Saturday, March 24, 2012

Obamacare and the Supreme Court

On Monday the Supreme Court will begin hearing three days of oral arguments over President Barack Obama’s health care overhaul, the Patient Protection and Affordable Care Act. Opponents say the law is unconstitutional; their chief argument is that Congress does not have the power to force unwilling Americans to buy health insurance or pay a fine. If the Court rules that the health insurance mandate is unconstitutional, they will decide whether the rest of the act can take effect. They will also hear arguments over whether the law goes too far in coercing states to expand the federal-state Medicaid program for low-income people. It is not clear to me whether this last question is related to the first (the mandate issue) or is separate.

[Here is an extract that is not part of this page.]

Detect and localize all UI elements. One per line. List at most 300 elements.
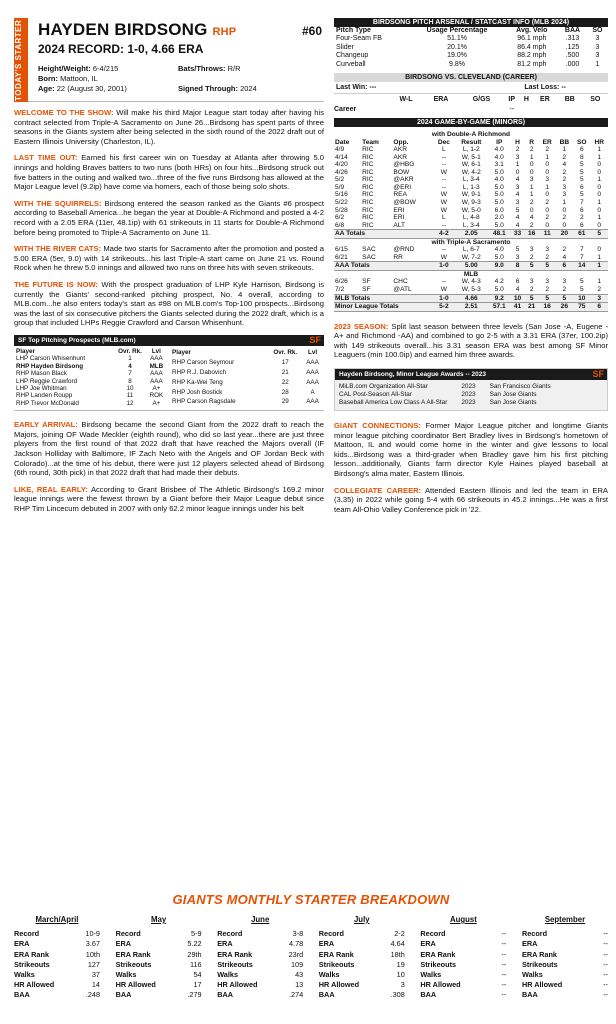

With regard to the health insurance mandate, the justices may strike down the provision as unconstitutional, they may decide that the mandate falls within the powers granted to Congress by the commerce clause of the Constitution and allow it to stand, or they may dismiss the case without a binding ruling by deciding that the issue is premature, since penalties have not yet been paid (and will not be levied until 2015). Although the Court may decide these issues at any time, they likely will not produce a decision until June.

For the record, I believe that the health insurance mandate is both constitutional and good for healthcare. Provisions in this law have already benefited many individuals and will benefit many more in years to come.

But what if the Supreme Court disagrees with me and decides the individual mandate is unconstitutional? Would this totally put an end to the health care reforms we have passed in the last three years?

Absolutely not.

First, the Affordable Care Act has started moving our country's health system away from one that pays for volume and toward one that pays for value. If the Supreme Court were to strike down the entire act (as opposed to just the individual mandate), it would slow this change in direction no doubt, but it cannot reverse it.

Second, the health-care industry had been moving toward value-based payments even before health reform passed. The Affordable Care Act played an important role by signallying that the federal government is also headed in that direction, but this movement will continue regardless of the Supreme Court decision. The insurance companies are all for it.

Third, last year, authorized by the Affordable Care Act, the Obama administration announced a $500 million program called Partnership for Patients aimed at reducing hospital-acquired infections, errors and other preventable complications. The act also requires Medicare to begin posting online each hospital’s rate of certain medical errors and infections, and to cut payments to hospitals with the highest rates. Consequently, hospitals across the country are working to reduce preventable hospital errors. The Supreme Court decision will not cause anyone to rescind this effort.

Fourth, overturning the law would release insurers from the federal rule regarding expanded coverage (such as for young adults). But (1) nearly all states, which regulate many forms of private insurance, have already codified the young-adult rule at the state level, and (2) many insurance companies would now find it unpalatable to revert back to their original policies.

Bottom line. I hope the Supreme Court will uphold the constitutionality of the health insurance mandate. If they strike it down, I hope they will leave the rest of the Affordable Care Act intact. But even if they nullify Obamacare entirely, Obamacare has already helped to bring about the most significant improvements in our health care system in decades. The Supreme Court may be able to slow this advancement with a wrong decision, but it will not be able to turn back the clock.